Seefeld – Wahrscheinlich hat Eric Frenzel diesen besonderen Ort gebraucht, um zu sich selbst zurückzufinden. Seefeld hat den Sachsen mit sagenhaften 13 Weltcupsiegen zu einem der weltbesten Nordischen Kombinierer gemacht. Nun ist er also in Seefeld auf den Thron zurückgekehrt. Im ersten WM-Wettkampf der Skizweikämpfer bescherte er dem deutschen Team gleich Gold.
Und dieser Premierentitel ist auch das erste große Märchen dieser 52. Nordischen Skiweltmeisterschaft. Denn Frenzel hatte noch nicht einmal Frenzel so recht auf der Rechnung gehabt. „Ich habe in den letzten Wochen schon ein bisschen den Glauben verloren“, sagte der 30-Jährige, „das ist für mich absolut unfassbar, dass das so aufgegangen ist.“
Am letzten Anstieg des 10-Kilometer-Laufs hatte Frenzel seine hartnäckigsten Widersacher Jan Schmid (Norwegen) und Franz-Josef Rehrl (Österreich) mit einem unwiderstehlichen Antritt überrumpelt. Und sogar der erfolgsverwöhnte Bundestrainer Hermann Weinbuch hatte Tränen in den Augen, als er sich vor dem „König von Seefeld“ verneigte. „Das war der Auftritt eines Champions“, sagte er.

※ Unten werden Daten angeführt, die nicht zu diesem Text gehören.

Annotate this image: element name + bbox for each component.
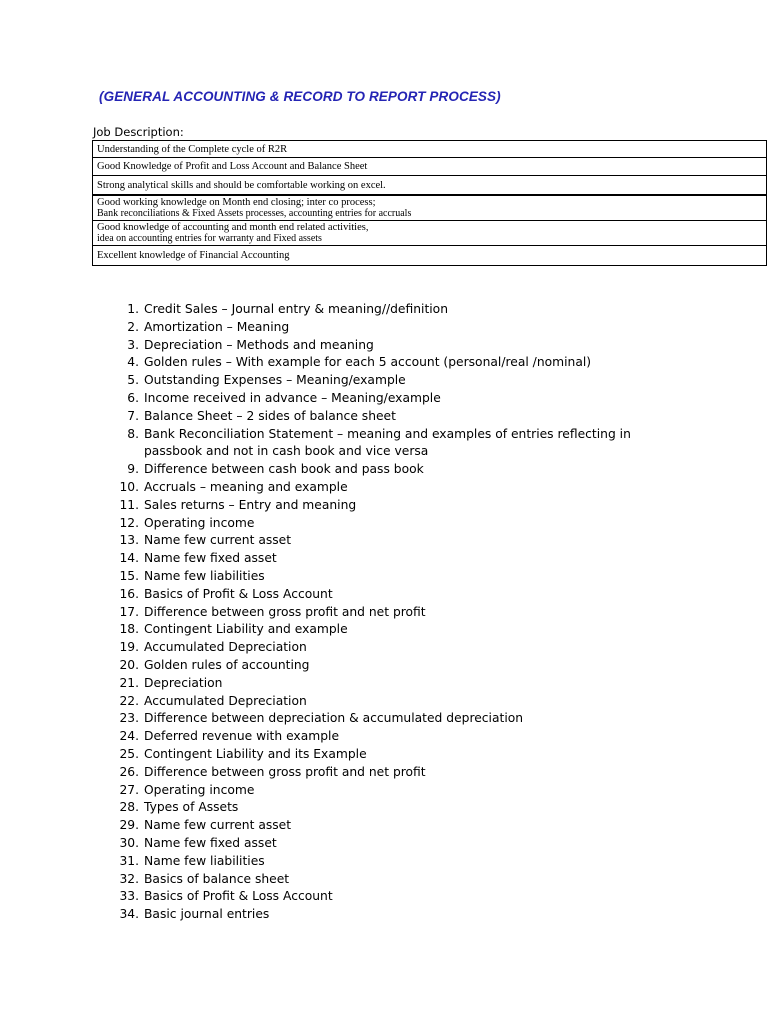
question-text: Basic journal entries	[144, 907, 270, 922]
question-item	[110, 301, 670, 319]
question-text: Name few liabilities	[144, 568, 265, 583]
question-number: 5.	[127, 373, 139, 388]
question-number: 34.	[119, 907, 139, 922]
question-text: Credit Sales – Journal entry & meaning//definition	[144, 302, 448, 316]
question-item	[110, 853, 670, 871]
question-number: 16.	[119, 586, 139, 601]
question-text: Depreciation – Methods and meaning	[144, 337, 374, 352]
job-description-text: Good working knowledge on Month end closing; inter co process;	[97, 197, 376, 208]
question-number: 11.	[119, 497, 139, 512]
question-text: Name few liabilities	[144, 853, 265, 868]
question-number: 3.	[127, 337, 139, 352]
question-item	[110, 408, 670, 426]
question-text: Operating income	[144, 782, 255, 797]
question-text: Contingent Liability and its Example	[144, 746, 367, 761]
question-text: Name few fixed asset	[144, 835, 277, 850]
question-item	[110, 426, 670, 462]
question-number: 2.	[127, 319, 139, 334]
job-description-cell	[93, 141, 767, 158]
question-number: 7.	[127, 408, 139, 423]
job-description-cell	[93, 195, 767, 221]
question-text: Bank Reconciliation Statement – meaning and examples of entries reflecting in passbook and not in cash book and vice versa	[144, 426, 631, 459]
question-list	[110, 301, 670, 924]
question-number: 19.	[119, 640, 139, 655]
question-text: Deferred revenue with example	[144, 729, 340, 744]
question-text: Outstanding Expenses – Meaning/example	[144, 373, 406, 388]
question-item	[110, 817, 670, 835]
question-text: Accumulated Depreciation	[144, 693, 307, 708]
question-text: Difference between depreciation & accumulated depreciation	[144, 711, 524, 726]
question-item	[110, 532, 670, 550]
page-title: (GENERAL ACCOUNTING & RECORD TO REPORT PROCESS)	[99, 89, 501, 104]
job-description-cell	[93, 176, 767, 196]
question-text: Golden rules – With example for each 5 account (personal/real /nominal)	[144, 355, 592, 370]
question-text: Difference between gross profit and net profit	[144, 604, 426, 619]
question-number: 13.	[119, 533, 139, 548]
job-description-text: Bank reconciliations & Fixed Assets processes, accounting entries for accruals	[97, 208, 412, 219]
question-item	[110, 888, 670, 906]
question-number: 29.	[119, 818, 139, 833]
question-item	[110, 550, 670, 568]
question-item	[110, 764, 670, 782]
question-number: 10.	[119, 479, 139, 494]
question-text: Operating income	[144, 515, 255, 530]
question-item	[110, 390, 670, 408]
question-number: 22.	[119, 693, 139, 708]
question-item	[110, 515, 670, 533]
question-item	[110, 871, 670, 889]
job-description-text: Strong analytical skills and should be comfortable working on excel.	[97, 179, 386, 191]
question-text: Amortization – Meaning	[144, 319, 290, 334]
question-number: 17.	[119, 604, 139, 619]
question-item	[110, 568, 670, 586]
question-number: 4.	[127, 355, 139, 370]
question-number: 15.	[119, 568, 139, 583]
question-number: 32.	[119, 871, 139, 886]
question-text: Difference between gross profit and net profit	[144, 764, 426, 779]
question-text: Name few current asset	[144, 533, 292, 548]
job-description-row	[93, 176, 767, 196]
question-item	[110, 835, 670, 853]
question-text: Sales returns – Entry and meaning	[144, 497, 357, 512]
question-item	[110, 639, 670, 657]
question-text: Name few fixed asset	[144, 551, 277, 566]
question-item	[110, 657, 670, 675]
job-description-row	[93, 158, 767, 176]
question-text: Golden rules of accounting	[144, 657, 310, 672]
question-item	[110, 799, 670, 817]
question-text: Basics of Profit & Loss Account	[144, 889, 333, 904]
question-number: 12.	[119, 515, 139, 530]
question-text: Contingent Liability and example	[144, 622, 348, 637]
question-number: 1.	[127, 302, 139, 316]
question-item	[110, 906, 670, 924]
question-number: 18.	[119, 622, 139, 637]
question-number: 25.	[119, 746, 139, 761]
job-description-row	[93, 141, 767, 158]
question-item	[110, 497, 670, 515]
job-description-text: Excellent knowledge of Financial Accounting	[97, 250, 290, 261]
question-text: Basics of Profit & Loss Account	[144, 586, 333, 601]
question-number: 30.	[119, 835, 139, 850]
question-item	[110, 354, 670, 372]
job-description-cell	[93, 158, 767, 176]
question-number: 9.	[127, 462, 139, 477]
job-description-text: Good Knowledge of Profit and Loss Account and Balance Sheet	[97, 161, 368, 172]
job-description-row	[93, 221, 767, 246]
job-description-cell	[93, 221, 767, 246]
question-number: 31.	[119, 853, 139, 868]
question-text: Accumulated Depreciation	[144, 640, 307, 655]
question-item	[110, 479, 670, 497]
question-text: Basics of balance sheet	[144, 871, 290, 886]
question-number: 23.	[119, 711, 139, 726]
job-description-label: Job Description:	[93, 125, 184, 139]
question-item	[110, 728, 670, 746]
question-number: 24.	[119, 729, 139, 744]
job-description-text: Understanding of the Complete cycle of R2R	[97, 143, 288, 155]
question-item	[110, 461, 670, 479]
question-item	[110, 782, 670, 800]
question-text: Income received in advance – Meaning/example	[144, 390, 441, 405]
question-item	[110, 710, 670, 728]
question-item	[110, 319, 670, 337]
question-number: 27.	[119, 782, 139, 797]
question-text: Types of Assets	[144, 800, 239, 815]
question-number: 28.	[119, 800, 139, 815]
job-description-table	[92, 140, 767, 266]
question-number: 14.	[119, 551, 139, 566]
question-item	[110, 337, 670, 355]
question-number: 20.	[119, 657, 139, 672]
question-item	[110, 604, 670, 622]
question-number: 6.	[127, 390, 139, 405]
job-description-text: Good knowledge of accounting and month end related activities,	[97, 222, 369, 233]
question-number: 8.	[127, 426, 139, 441]
question-item	[110, 586, 670, 604]
question-number: 33.	[119, 889, 139, 904]
job-description-cell	[93, 246, 767, 266]
job-description-text: idea on accounting entries for warranty and Fixed assets	[97, 233, 322, 244]
question-item	[110, 693, 670, 711]
question-text: Accruals – meaning and example	[144, 479, 348, 494]
question-item	[110, 746, 670, 764]
question-text: Difference between cash book and pass book	[144, 462, 424, 477]
job-description-row	[93, 246, 767, 266]
question-item	[110, 372, 670, 390]
question-text: Name few current asset	[144, 818, 292, 833]
question-item	[110, 621, 670, 639]
question-number: 26.	[119, 764, 139, 779]
question-item	[110, 675, 670, 693]
question-number: 21.	[119, 675, 139, 690]
question-text: Depreciation	[144, 675, 223, 690]
question-text: Balance Sheet – 2 sides of balance sheet	[144, 408, 396, 423]
job-description-row	[93, 195, 767, 221]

Der 30-Jährige hat eine holprige Saison im Weltcup hinter sich. Statt zum Weltcup nach Lahti zu reisen. hatte er sich deshalb mit Heimtrainer Frank Erlbeck nach Planica zurückgezogen. Ein letzter verzweifelter Versuch, um diesen Fehler abzuschütteln, der ihn in den Sprungwettbewerben immer viel zu früh in den Schnee zurück beförderte. Bis zum allerletzten Training am Donnerstag wies nicht viel darauf hin, dass diese Auszeit ihn entscheidend vorangebracht haben könnte. Wie alle Deutschen sprang er auf dem Bergisel bis zu zehn Meter hinter den beherrschenden Österreichern um Franz-Josef Rehrl her. Und hatte doch das Gefühl, irgendwie nahe dran zu sein: „Es fehlt nicht viel, vielleicht geht der Knopf im Wettkampf auf.“
Es war sicher auch eine Portion Glück, dass er dann am Freitag tatsächlich genau die Aufwind-Bedingungen erwischte, der er gebraucht hatte, um in die Flugposition zu kommen, die ihn letztlich völlig überraschend auf die Tageshöchstweite von 130,5 Metern trug. Doch auch Weinbuch wollte das nicht als Makel sehen. „Diese Bedingungen haben auch andere gehabt, aber die haben das nicht genutzt“, sagte er, „aber so ist der Eric: Wenn er eine Chance sieht, dann beißt er zu.“
Mit seinem nun sechsten WM-Titel zog Frenzel auch mit Rekord-Champion Johannes Rydzek gleich. Der Mann, der 2017 in Lahti gleich vier Titel abgeräumt hatte, war seine Chancen diesmal schon zur Halbzeit los. Mit 117,5 Metern handelte er sich auf der Schanze einen Rückstand von 1:12 Minuten ein. Und dieses Handicap war dann doch eine Nummer zu groß. Der Oberstdorfer rannte beherzt und halbierte den Rückstand, doch mehr als Platz neun war am Ende nicht mehr drin. „Ich habe mich beim Laufen gut gefühlt“, sagte er, „aber es war für mich ein bisschen ein einsames Rennen, schade.“
Aber wer weiß, vielleicht kann Rydzek sich ja schon am Sonntag schadlos halten. In den Team-Sprint (10.30/13.30 Uhr) nehmen die DSV-Asse nun natürlich den Rückenwind der ersten Goldmedaille mit. Wobei der Bundestrainer erst am Samstag entscheiden wird, wer ins Rennen gehen darf. Rydzek, der diesmal Siebtplatzierte, Fabian Rießle oder doch Frenzel? Der Champion kann sich seiner Sache nicht sicher sein. „Er ist auf der Schanze noch nicht stabil“, sagte Weinbuch. Auch für einen Weltmeister kann die Realität hart sein.